We conducted this pioneering study because of the limited existing knowledge on the effect of SNP –1997G/T with POP. In our study, we could not confirm the hypothesis that –1997G/T polymorphism is a risk factor for POP in Brazilian women. We believe that this result is influenced by the intense racial miscegenation of our population.

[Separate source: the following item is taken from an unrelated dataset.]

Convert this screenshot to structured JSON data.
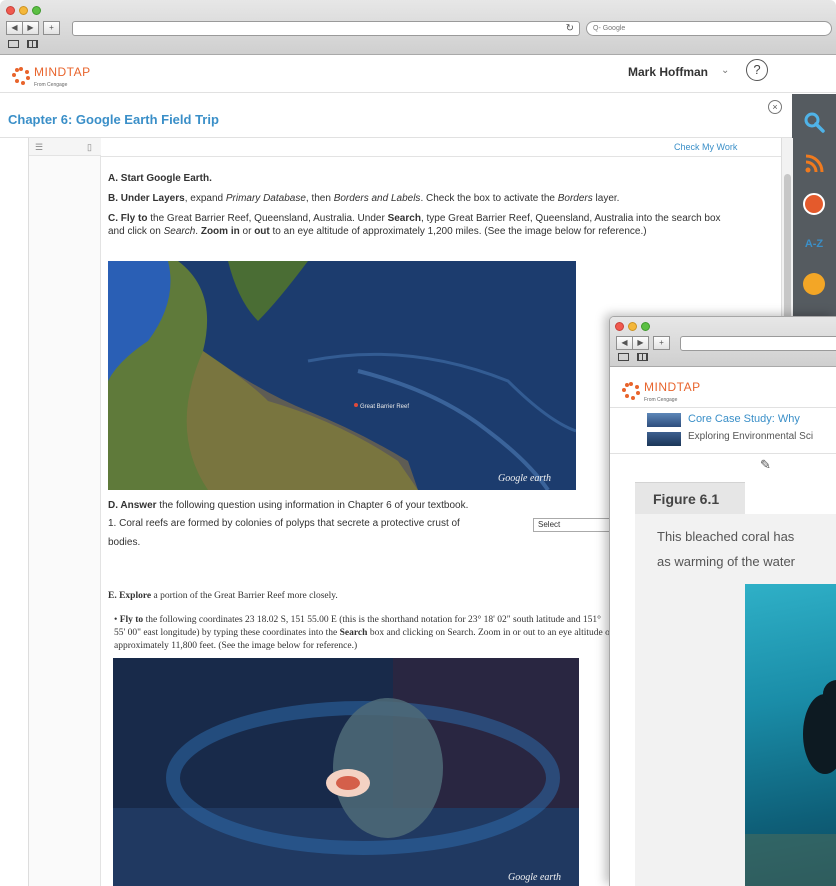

Although groups A and B were not completely homogeneous, a logistic regression model was applied to eliminate confounding factors and to identify independent risk factors. Our study showed that age, parity, vaginal delivery, home delivery and number of pregnancies were significantly different between groups. However, the multivariate logistic regression analysis identified only age and home birth as independent risk factors for the occurrence of POP, which are already well known as risk factors in the literature [5,6,7]. Other known risk factors, such as parity, vaginal delivery and number of pregnancies, were not confirmed, probably because of the small sample size.

Limitations of our study include the relatively small sample size and heterogeneity of the groups regarding clinical characteristics. Despite these limitations, this study is important because it is the first to investigate and try to demonstrate a relationship between the collagenous –1997G/T polymorphism and genital prolapse and will certainly contribute to the realization of meta-analyses in the future.

Based on the multifactorial etiology of POP, we believe that the discovery of new polymorphisms should help explain the complex pathophysiology of this disease, providing markers for clinical risk and prognosis as well as potentially providing a pathway to preventive measures and more effective treatments.